The more one studies these objects the firmer becomes the conviction that the term gorget, as applied to some of them as a class, is misleading or even more than misleading. That most of them are gorgets one may not deny. That a lesser number are not gorgets we are free to affirm; that the bulk of them one cannot positively assign to this purpose or that purpose is quite probable.

The study indicated in the description of these various specimens is based on the collections in the Peabody Museum, the Phillips Academy Museum, and previous studies on the same types in the joint museums of the State University and Historical Society of Columbus, together with extensive reading. As to the examination of the individual specimens, a number show wearing in such a manner as to preclude the idea of suspension as gorgets, as this term is understood. Now the term gorget indicates an ornament of one type or another suspended about the neck or upon the chest.

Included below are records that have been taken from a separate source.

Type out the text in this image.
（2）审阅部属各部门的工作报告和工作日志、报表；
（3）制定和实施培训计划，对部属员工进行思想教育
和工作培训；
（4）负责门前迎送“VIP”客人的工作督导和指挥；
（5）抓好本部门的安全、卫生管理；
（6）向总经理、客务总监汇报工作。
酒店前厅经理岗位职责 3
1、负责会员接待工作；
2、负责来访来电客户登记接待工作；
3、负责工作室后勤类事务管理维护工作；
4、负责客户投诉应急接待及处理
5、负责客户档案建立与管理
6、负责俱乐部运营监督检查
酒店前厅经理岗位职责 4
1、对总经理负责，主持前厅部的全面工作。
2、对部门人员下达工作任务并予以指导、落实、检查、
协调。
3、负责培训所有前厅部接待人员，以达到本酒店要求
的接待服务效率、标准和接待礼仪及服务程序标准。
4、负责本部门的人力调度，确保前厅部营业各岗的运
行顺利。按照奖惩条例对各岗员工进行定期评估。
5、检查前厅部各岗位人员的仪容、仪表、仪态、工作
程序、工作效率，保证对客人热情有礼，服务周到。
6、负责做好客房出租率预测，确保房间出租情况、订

The wearing in such place as has been noted could only have resulted from the tying of these specimens, or the fastening of them with two, three, or even four strings, each stretched to a tension so as to hold the object firmly. The wearing would naturally occur at points very different from those which would be in evidence if the object was simply suspended by means of one string. Again, the form, in instances, precludes the idea of the gorget.

Certain forms, from their positions on skeletons in burial-places or by means of reliable evidence on the part of travelers, one can safely call ornamental gorgets.

I found more of them on prehistoric sites than on Shawano or Delaware sites in the Ohio Valley. From the surface of South Fort at Fort Ancient, Warren County, Ohio, I collected one rectangular gorget with straight sides and two perforations; one oval, with two perforations, one concave—two perforations; one rectangular pendant, straight sides, one perforation.

In graves within the South Fort, I found two pendant-shaped gorgets among decayed human bones. There was one perforation near the end of each gorget.

In the Coiner mound, three miles east of Frankfort, Ohio, a diamond-shaped gorget was found under the head of a skeleton.

Three miles down the Scioto River from Chillicothe, in the Redman mound, were found two gorgets. One with expanded centre, two perforations, with skeleton. One broad, with concave sides, two perforations, and under head of skeleton. Both these were of slate.

With skeleton no. 278, in the Hopewell group (explored, 1891), lay a gorget of cannel coal.

The Storey mound, west of Chillicothe, sheds some light upon the gorget class. On the right wrist of a skeleton was found a fine expanded centre gorget of ribbon slate, with two perforations. On the left wrist, one of the same kind, but not perforated. Also at the left wrist, a concave one with unusually sharp edges.

In the Roberts mound, Perry County, Ohio, was found a gorget injured by fire. It was thick, expanded centre, with two perforations, and lay amid the remains of a cremated skeleton.